Leak Canary is a useful library to detect such memory leaks. We can very easily integrate it by adding the respective dependency to our app’s build.gradle.

dependencies {
// debugImplementation because LeakCanary should only run in debug builds.
debugImplementation 'com.squareup.leakcanary:leakcanary-android:3.0-alpha-1'

No further code is needed, now, when the library detects a memory leak, it will pop a notification and capture a heap dump to help us detect what the memory leak is and what caused it.

Leak Canary

I strongly recommend using Leak Canary in your app.

Memory Optimization Techniques

Effective RAM optimization involves a combination of measures and strategies.

  1. Avoid memory leaks with Coroutines structured concurrency. In the previous section, we explained how to detect memory leaks. Let’s not see how to avoid them. Most memory leaks are caused by background work that is no longer required but still referenced. The most effective way to prevent this is by using the Coroutines structure concurrency.
    Make sure to replace all the background work mechanisms, such as Async Task, RX Kotlin, etc, with coroutines and tie the work to the adequate coroutine scope. When the work is related to a screen, tie it to its View Mode’s lifecycle by using the View Model scope. This way, the work will be canceled when the View Model is destroyed. Avoid using global scope, and if you do, make sure you cancel it when it’s no longer needed.

  2. Build efficient lazy loading lists with Jetpack Compose lazy column or view holder pattern. Extensive lists consume a lot of memory, especially if you load all the items at once.
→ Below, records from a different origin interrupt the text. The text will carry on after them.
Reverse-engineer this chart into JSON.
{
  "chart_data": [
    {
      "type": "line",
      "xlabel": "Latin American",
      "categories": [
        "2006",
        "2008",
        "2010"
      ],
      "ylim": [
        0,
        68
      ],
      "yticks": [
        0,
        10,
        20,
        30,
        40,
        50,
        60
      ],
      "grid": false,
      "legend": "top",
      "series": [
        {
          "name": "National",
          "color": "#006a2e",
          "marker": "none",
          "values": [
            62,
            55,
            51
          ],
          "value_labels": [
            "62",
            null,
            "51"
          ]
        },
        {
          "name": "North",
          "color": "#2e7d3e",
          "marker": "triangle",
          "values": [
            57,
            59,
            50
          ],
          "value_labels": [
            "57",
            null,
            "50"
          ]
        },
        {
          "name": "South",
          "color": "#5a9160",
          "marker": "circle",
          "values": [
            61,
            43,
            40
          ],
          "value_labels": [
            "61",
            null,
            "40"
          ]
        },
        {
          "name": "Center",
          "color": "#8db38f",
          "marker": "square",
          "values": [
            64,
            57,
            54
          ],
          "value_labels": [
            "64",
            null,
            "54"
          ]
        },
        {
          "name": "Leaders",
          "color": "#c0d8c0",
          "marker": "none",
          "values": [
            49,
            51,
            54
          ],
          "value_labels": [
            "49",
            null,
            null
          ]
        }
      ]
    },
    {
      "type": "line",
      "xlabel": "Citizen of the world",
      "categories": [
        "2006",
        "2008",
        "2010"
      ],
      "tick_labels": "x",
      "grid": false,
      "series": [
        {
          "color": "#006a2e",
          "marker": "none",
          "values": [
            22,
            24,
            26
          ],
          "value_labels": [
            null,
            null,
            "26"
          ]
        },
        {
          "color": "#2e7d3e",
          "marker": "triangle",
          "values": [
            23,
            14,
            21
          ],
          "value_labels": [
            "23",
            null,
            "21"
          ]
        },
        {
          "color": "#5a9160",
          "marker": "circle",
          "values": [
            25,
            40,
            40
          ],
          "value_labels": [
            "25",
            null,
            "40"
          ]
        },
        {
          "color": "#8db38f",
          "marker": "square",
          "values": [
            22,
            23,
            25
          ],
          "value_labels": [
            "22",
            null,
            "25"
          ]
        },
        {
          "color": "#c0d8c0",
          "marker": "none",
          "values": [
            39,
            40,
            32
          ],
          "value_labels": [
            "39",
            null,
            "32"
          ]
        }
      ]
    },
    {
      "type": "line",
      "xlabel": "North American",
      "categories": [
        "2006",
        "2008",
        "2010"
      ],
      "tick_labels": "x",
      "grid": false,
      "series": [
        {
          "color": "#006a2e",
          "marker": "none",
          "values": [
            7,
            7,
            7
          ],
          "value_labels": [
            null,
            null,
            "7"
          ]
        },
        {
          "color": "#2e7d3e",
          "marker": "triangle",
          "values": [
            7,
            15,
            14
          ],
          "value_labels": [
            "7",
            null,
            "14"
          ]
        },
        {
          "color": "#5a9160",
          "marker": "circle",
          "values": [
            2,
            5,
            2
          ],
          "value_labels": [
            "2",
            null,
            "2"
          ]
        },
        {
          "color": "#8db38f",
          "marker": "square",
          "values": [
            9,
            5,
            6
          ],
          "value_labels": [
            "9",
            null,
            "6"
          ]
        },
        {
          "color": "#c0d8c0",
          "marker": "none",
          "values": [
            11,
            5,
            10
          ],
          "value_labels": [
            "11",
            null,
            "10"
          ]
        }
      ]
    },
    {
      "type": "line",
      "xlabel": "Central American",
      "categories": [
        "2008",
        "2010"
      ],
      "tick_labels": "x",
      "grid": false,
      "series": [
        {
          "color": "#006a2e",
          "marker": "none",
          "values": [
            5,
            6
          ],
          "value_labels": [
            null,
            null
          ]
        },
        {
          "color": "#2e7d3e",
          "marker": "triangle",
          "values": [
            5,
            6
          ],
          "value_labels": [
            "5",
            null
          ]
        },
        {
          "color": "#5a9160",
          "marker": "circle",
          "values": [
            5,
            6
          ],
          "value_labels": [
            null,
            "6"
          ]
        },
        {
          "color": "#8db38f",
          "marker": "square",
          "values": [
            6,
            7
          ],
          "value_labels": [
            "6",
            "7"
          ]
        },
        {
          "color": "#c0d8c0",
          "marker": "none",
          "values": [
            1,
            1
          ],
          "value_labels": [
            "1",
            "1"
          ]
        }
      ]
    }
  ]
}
Currently, the most memory-efficient list mechanism is the Jetpack Compose Lazy Column; for more info, please refer to our respective article. The second most efficient way is the recycler view combined with the view holder pattern. The lazy loading technique can be extended to more objects besides lists.
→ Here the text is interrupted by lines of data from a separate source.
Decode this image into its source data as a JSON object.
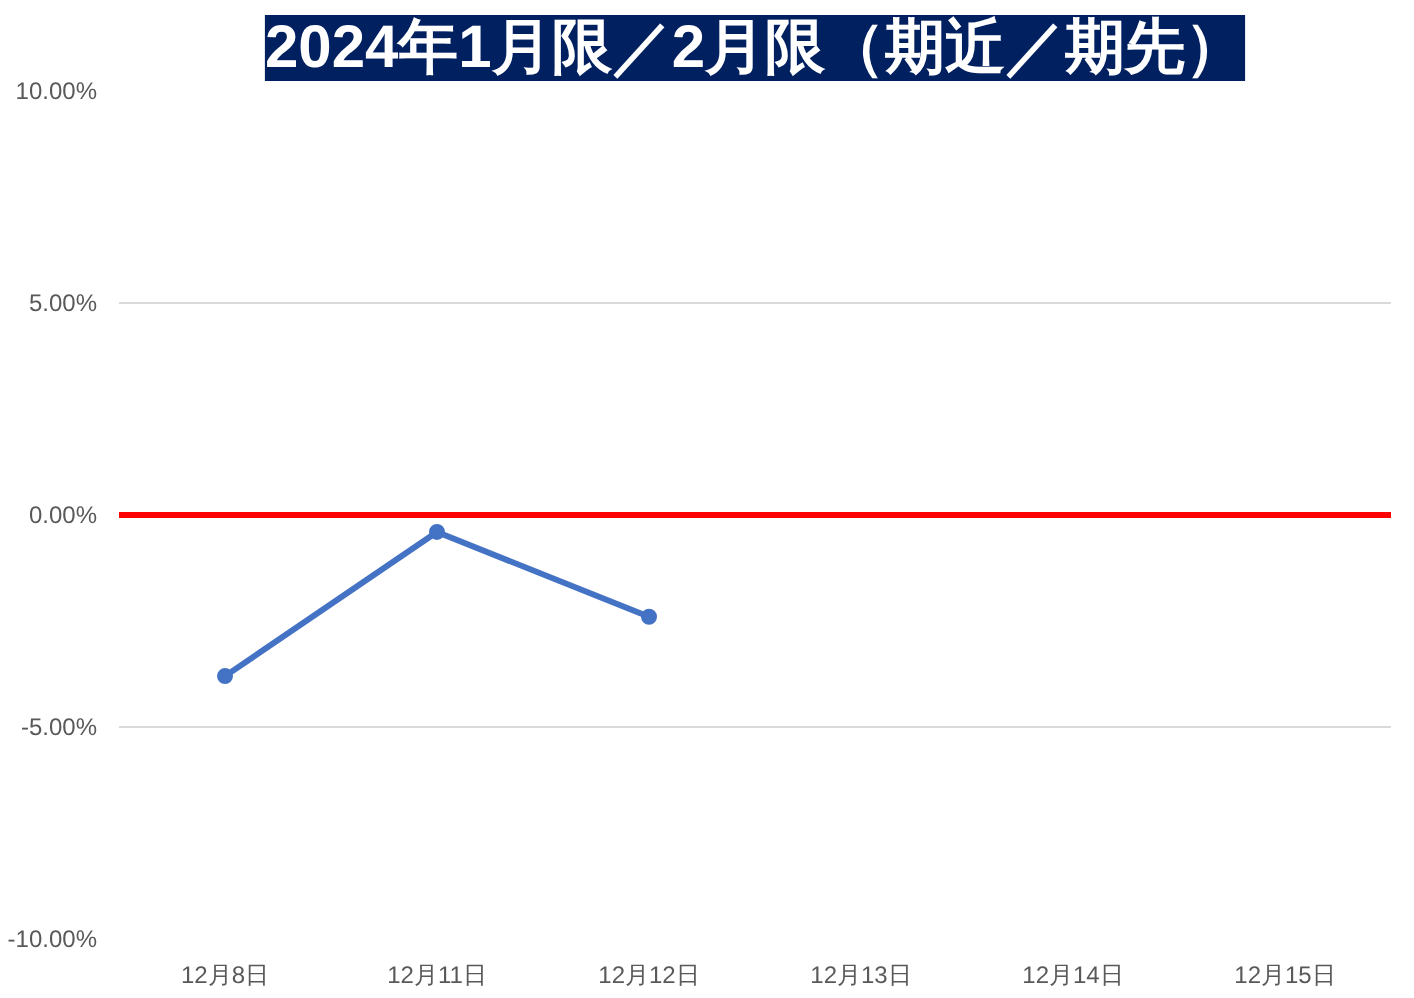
{
  "chart_data": {
    "type": "line",
    "title": "2024年1月限／2月限（期近／期先）",
    "categories": [
      "12月8日",
      "12月11日",
      "12月12日",
      "12月13日",
      "12月14日",
      "12月15日"
    ],
    "series": [
      {
        "color": "#4472c4",
        "values": [
          -3.8,
          -0.4,
          -2.4,
          null,
          null,
          null
        ]
      }
    ],
    "ylim": [
      -10,
      10
    ],
    "yticks": [
      {
        "value": -10,
        "label": "-10.00%"
      },
      {
        "value": -5,
        "label": "-5.00%"
      },
      {
        "value": 0,
        "label": "0.00%"
      },
      {
        "value": 5,
        "label": "5.00%"
      },
      {
        "value": 10,
        "label": "10.00%"
      }
    ],
    "ref_lines": [
      {
        "axis": "y",
        "value": 0,
        "color": "#ff0000"
      }
    ],
    "grid": "y",
    "marker": "circle",
    "line_style": "solid"
  }
}
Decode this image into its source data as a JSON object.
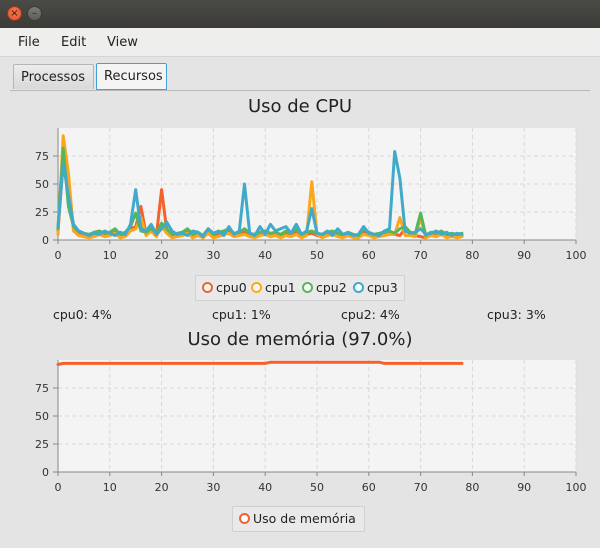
{
  "window": {
    "close_symbol": "×",
    "minimize_symbol": "–"
  },
  "menubar": {
    "items": [
      {
        "label": "File"
      },
      {
        "label": "Edit"
      },
      {
        "label": "View"
      }
    ]
  },
  "tabs": [
    {
      "label": "Processos",
      "selected": false
    },
    {
      "label": "Recursos",
      "selected": true
    }
  ],
  "colors": {
    "cpu0": "#f3622d",
    "cpu1": "#fba71b",
    "cpu2": "#57b757",
    "cpu3": "#41a9c9",
    "memory": "#f3622d"
  },
  "cpu_summary": [
    {
      "text": "cpu0: 4%"
    },
    {
      "text": "cpu1: 1%"
    },
    {
      "text": "cpu2: 4%"
    },
    {
      "text": "cpu3: 3%"
    }
  ],
  "chart_data": [
    {
      "type": "line",
      "title": "Uso de CPU",
      "xlim": [
        0,
        100
      ],
      "ylim": [
        0,
        100
      ],
      "x_ticks": [
        0,
        10,
        20,
        30,
        40,
        50,
        60,
        70,
        80,
        90,
        100
      ],
      "y_ticks": [
        0,
        25,
        50,
        75
      ],
      "grid": true,
      "legend": "bottom",
      "x": [
        0,
        1,
        2,
        3,
        4,
        5,
        6,
        7,
        8,
        9,
        10,
        11,
        12,
        13,
        14,
        15,
        16,
        17,
        18,
        19,
        20,
        21,
        22,
        23,
        24,
        25,
        26,
        27,
        28,
        29,
        30,
        31,
        32,
        33,
        34,
        35,
        36,
        37,
        38,
        39,
        40,
        41,
        42,
        43,
        44,
        45,
        46,
        47,
        48,
        49,
        50,
        51,
        52,
        53,
        54,
        55,
        56,
        57,
        58,
        59,
        60,
        61,
        62,
        63,
        64,
        65,
        66,
        67,
        68,
        69,
        70,
        71,
        72,
        73,
        74,
        75,
        76,
        77,
        78
      ],
      "series": [
        {
          "name": "cpu0",
          "values": [
            8,
            70,
            45,
            10,
            6,
            4,
            3,
            5,
            6,
            4,
            5,
            8,
            3,
            5,
            10,
            12,
            30,
            5,
            13,
            4,
            45,
            8,
            3,
            4,
            5,
            8,
            3,
            5,
            2,
            9,
            3,
            5,
            6,
            8,
            4,
            5,
            8,
            4,
            3,
            5,
            6,
            4,
            5,
            3,
            6,
            4,
            8,
            3,
            5,
            6,
            4,
            3,
            5,
            6,
            4,
            3,
            5,
            3,
            2,
            8,
            5,
            3,
            4,
            5,
            6,
            5,
            4,
            10,
            5,
            4,
            3,
            2,
            5,
            4,
            6,
            3,
            4,
            3,
            4
          ]
        },
        {
          "name": "cpu1",
          "values": [
            5,
            93,
            60,
            8,
            4,
            3,
            2,
            3,
            5,
            3,
            4,
            6,
            2,
            3,
            8,
            10,
            20,
            4,
            8,
            3,
            12,
            6,
            2,
            3,
            4,
            6,
            2,
            4,
            2,
            6,
            2,
            3,
            5,
            6,
            3,
            4,
            5,
            3,
            2,
            4,
            5,
            3,
            4,
            2,
            4,
            3,
            5,
            2,
            4,
            52,
            5,
            2,
            4,
            5,
            3,
            2,
            4,
            2,
            2,
            5,
            4,
            2,
            3,
            4,
            5,
            5,
            20,
            4,
            4,
            3,
            20,
            2,
            4,
            3,
            5,
            2,
            3,
            2,
            3
          ]
        },
        {
          "name": "cpu2",
          "values": [
            10,
            82,
            30,
            12,
            8,
            6,
            5,
            7,
            8,
            6,
            7,
            10,
            5,
            7,
            12,
            24,
            8,
            7,
            10,
            6,
            15,
            10,
            5,
            6,
            7,
            10,
            5,
            7,
            4,
            10,
            5,
            7,
            8,
            10,
            6,
            7,
            10,
            6,
            5,
            7,
            8,
            6,
            7,
            5,
            8,
            6,
            10,
            5,
            7,
            8,
            6,
            5,
            7,
            8,
            6,
            5,
            7,
            5,
            4,
            10,
            7,
            5,
            6,
            7,
            8,
            6,
            10,
            12,
            7,
            6,
            24,
            4,
            7,
            6,
            8,
            5,
            6,
            5,
            6
          ]
        },
        {
          "name": "cpu3",
          "values": [
            12,
            68,
            40,
            14,
            8,
            6,
            4,
            6,
            5,
            8,
            6,
            4,
            7,
            5,
            14,
            45,
            10,
            8,
            14,
            5,
            10,
            16,
            8,
            5,
            6,
            4,
            8,
            7,
            3,
            10,
            6,
            8,
            4,
            12,
            5,
            8,
            50,
            6,
            4,
            12,
            5,
            14,
            8,
            10,
            12,
            6,
            14,
            5,
            8,
            28,
            6,
            5,
            8,
            4,
            10,
            5,
            6,
            4,
            5,
            12,
            6,
            5,
            4,
            8,
            10,
            79,
            55,
            8,
            6,
            7,
            10,
            5,
            6,
            8,
            5,
            7,
            4,
            6,
            5
          ]
        }
      ]
    },
    {
      "type": "line",
      "title": "Uso de memória (97.0%)",
      "xlim": [
        0,
        100
      ],
      "ylim": [
        0,
        100
      ],
      "x_ticks": [
        0,
        10,
        20,
        30,
        40,
        50,
        60,
        70,
        80,
        90,
        100
      ],
      "y_ticks": [
        0,
        25,
        50,
        75
      ],
      "grid": true,
      "legend": "bottom",
      "x": [
        0,
        1,
        40,
        41,
        62,
        63,
        78
      ],
      "series": [
        {
          "name": "Uso de memória",
          "values": [
            96,
            97,
            97,
            98,
            98,
            97,
            97
          ]
        }
      ]
    }
  ]
}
  3. Minimize Unused Resources: Carefully manage the resources your app consumes, particularly images and background services. Use appropriate image formats, such as WebP or PNG, and optimize image dimensions to reduce file size.

  4. Optimize Animation Usage: Animations can be resource-intensive. Use animations sparingly and optimize them for efficiency to minimize memory usage.

  5. Utilize Dependency Injection Frameworks: Dependency injection frameworks like Hilt or Dagger 2 can help manage and reuse objects efficiently, reducing memory usage. Those frameworks using the scope mechanism provide an easy way to allow only a single instance of an object. By allowing only a single object instance, we avoid loading the memory with unnecessary objects.

    Finally, you should be Mindful of External Libraries: Carefully select and use external libraries. Some libraries may introduce unnecessary resource overhead.

By implementing these memory optimization techniques, you can ensure your Android app consistently delivers a smooth, responsive user experience while utilizing system resources efficiently.


In the second, we dived deep into RAM optimization. We first saw how to profile memory usage and detect memory leaks, and then we discussed optimization techniques.

Effective RAM optimization is a crucial aspect of developing high-performing Android apps. By implementing the strategies discussed in this article, you can significantly enhance your app's memory management, reducing memory leaks, improving performance, and extending battery life. Shipbook’s remote logging capabilities are also a helpful tool to track down issues.

Remember, continuous monitoring and optimization are essential for maintaining a top-notch user experience.